How does this transfer of power from city councils to foreign corporations work? Enter globalization and a federal Conservative government that prefers global over local, private over public. Eager to participate in the free trade market model, and particularly investment treaties like the CAN-CHINA FIPA, they are handing over the key to our cities not to a quirky little green dude with retro style but to multinational corporations with home offices in the European Union. City transit, education, pharmaceuticals, and more will be pushed towards private foreign management. City councils will be encouraged to abide or suffer the chill.
CETA will be enforced in the controversial “legal” style born from NAFTA — Investor State Dispute Settlement (ISDS). From environmental protection to public health efforts, under NAFTA-invented Investor State, Canada has infamously become the most sued country. Canada has paid out many settlements to multinational corporations or changed policy directions to avoid the mega-fines. Newfoundland and Labrador suffered a multi-million dollar attack for asking Exxon Mobil and Murphy Oil to follow provincial legislation that requires a percentage of profits to be re-invested in local research and development. Lone Pine corporation is Investor State suing Canada for 250 million dollars in response to Quebec’s fracking moratorium under the St. Lawrence River. Eli Lilly pharmaceutical corporation is suing for 500 million for loss of expected exclusive patent rights for their ADHD drug Strattera using trade legalese. Under CETA, Canadian cities will be facing similar struggles and the post-NAFTA risk of policy improvements that goes along with it.

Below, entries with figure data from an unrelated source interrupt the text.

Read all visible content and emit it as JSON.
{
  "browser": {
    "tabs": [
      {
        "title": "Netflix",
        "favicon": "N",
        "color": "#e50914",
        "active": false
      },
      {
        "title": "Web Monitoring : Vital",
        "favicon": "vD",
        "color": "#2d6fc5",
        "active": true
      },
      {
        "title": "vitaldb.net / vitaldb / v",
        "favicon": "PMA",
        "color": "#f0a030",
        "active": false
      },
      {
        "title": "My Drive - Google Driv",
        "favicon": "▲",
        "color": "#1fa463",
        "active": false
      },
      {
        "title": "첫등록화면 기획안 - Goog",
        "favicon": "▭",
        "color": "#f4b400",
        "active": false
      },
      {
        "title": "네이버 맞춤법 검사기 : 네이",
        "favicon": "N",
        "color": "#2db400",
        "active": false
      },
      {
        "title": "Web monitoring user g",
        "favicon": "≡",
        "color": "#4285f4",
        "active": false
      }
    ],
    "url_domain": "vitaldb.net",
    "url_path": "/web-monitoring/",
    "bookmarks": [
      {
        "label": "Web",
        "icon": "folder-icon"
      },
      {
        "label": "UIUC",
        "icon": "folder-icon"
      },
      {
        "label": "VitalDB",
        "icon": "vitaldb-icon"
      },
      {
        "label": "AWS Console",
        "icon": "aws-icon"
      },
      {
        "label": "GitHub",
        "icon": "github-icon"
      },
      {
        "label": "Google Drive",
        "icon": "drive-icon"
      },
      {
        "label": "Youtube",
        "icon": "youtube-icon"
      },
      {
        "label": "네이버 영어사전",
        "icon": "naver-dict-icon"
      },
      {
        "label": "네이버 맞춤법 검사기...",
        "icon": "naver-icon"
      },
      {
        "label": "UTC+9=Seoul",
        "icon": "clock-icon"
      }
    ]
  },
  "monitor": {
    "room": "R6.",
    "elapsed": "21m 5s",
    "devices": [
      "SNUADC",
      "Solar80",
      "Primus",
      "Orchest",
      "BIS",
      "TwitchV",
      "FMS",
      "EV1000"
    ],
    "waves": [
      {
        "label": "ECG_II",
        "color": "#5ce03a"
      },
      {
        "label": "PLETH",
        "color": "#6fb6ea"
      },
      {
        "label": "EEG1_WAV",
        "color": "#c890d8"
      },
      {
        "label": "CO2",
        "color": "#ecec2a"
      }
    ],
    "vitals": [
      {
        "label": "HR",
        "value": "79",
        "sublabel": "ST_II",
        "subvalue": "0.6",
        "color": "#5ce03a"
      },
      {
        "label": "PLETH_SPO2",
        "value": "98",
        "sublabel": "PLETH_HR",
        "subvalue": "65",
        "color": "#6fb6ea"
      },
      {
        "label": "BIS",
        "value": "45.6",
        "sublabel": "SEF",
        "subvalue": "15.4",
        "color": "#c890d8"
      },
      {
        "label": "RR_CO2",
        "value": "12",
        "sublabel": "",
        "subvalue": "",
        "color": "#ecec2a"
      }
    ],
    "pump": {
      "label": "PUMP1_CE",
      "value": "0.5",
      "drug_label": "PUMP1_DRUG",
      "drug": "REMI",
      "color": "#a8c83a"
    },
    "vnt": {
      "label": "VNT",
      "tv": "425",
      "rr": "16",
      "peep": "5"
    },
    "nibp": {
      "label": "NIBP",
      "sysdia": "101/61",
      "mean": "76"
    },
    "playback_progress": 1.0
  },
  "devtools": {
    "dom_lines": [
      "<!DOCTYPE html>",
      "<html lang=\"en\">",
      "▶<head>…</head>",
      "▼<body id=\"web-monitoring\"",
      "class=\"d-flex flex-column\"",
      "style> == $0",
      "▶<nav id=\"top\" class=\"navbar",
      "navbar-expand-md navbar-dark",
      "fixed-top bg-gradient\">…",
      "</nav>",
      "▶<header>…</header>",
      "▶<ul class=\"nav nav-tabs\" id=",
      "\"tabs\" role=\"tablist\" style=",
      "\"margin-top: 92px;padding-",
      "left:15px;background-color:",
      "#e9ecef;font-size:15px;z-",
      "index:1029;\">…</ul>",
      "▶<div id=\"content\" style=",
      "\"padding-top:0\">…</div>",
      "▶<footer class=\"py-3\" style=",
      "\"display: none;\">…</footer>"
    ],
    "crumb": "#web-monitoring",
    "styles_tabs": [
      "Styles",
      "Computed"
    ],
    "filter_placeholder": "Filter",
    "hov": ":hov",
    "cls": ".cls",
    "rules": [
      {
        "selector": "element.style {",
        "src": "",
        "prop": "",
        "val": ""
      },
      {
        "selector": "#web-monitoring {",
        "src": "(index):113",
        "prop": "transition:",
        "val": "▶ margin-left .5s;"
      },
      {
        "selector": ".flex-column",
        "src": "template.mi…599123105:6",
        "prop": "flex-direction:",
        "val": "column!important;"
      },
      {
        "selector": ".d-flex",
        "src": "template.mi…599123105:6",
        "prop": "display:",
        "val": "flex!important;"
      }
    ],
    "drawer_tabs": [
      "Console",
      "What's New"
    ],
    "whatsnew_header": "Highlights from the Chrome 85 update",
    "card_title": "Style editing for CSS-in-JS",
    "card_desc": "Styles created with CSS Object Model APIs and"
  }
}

With CETA so hush (even federal MP’s outside of the Conservative trade committee have not seen the full text), it’s like somebody going into our house and stealing what we own while we sleep. Not with red suit and sleigh but through the signing of what Minister Fast calls the boldest economic plan Canada has ever attempted. Canada is the only country in the negotiations that has offered a bulk of city assets to permanent bidding by foreign corporations. According to the EU government trade website, the Conservative government has also committed to providing an online portal for EU corporations of ongoing procurement possibilities throughout Canadian municipalities.
What if our cities don’t oblige? Toronto City Council, as part of its request for total exemption from CETA, asked “the Federal Government to protect the powers of the City to create local jobs, protect the environment, and provide services and programs as it sees fit – from any restrictions to those powers in the CETA.” Approximately, thirty-nine other city councils and school boards have asked for the same thing – to be taken out of the plan. No city wish has been granted.
This season is a time to take pause. What is it we truly desire? What about security on a vulnerable planet? It’s time to grow our hearts a little bigger and look ahead to the future for all the littles who need strong local infrastructure and healthy grassroots. Join Canadian city councillors and thousands of people in Toronto, Hamilton, Thunder Bay, London, Victoria and beyond demanding Canadian cities be taken out of CETA. This holiday season — an exemption for all Canadian cities from CETA — is the ultimate gift.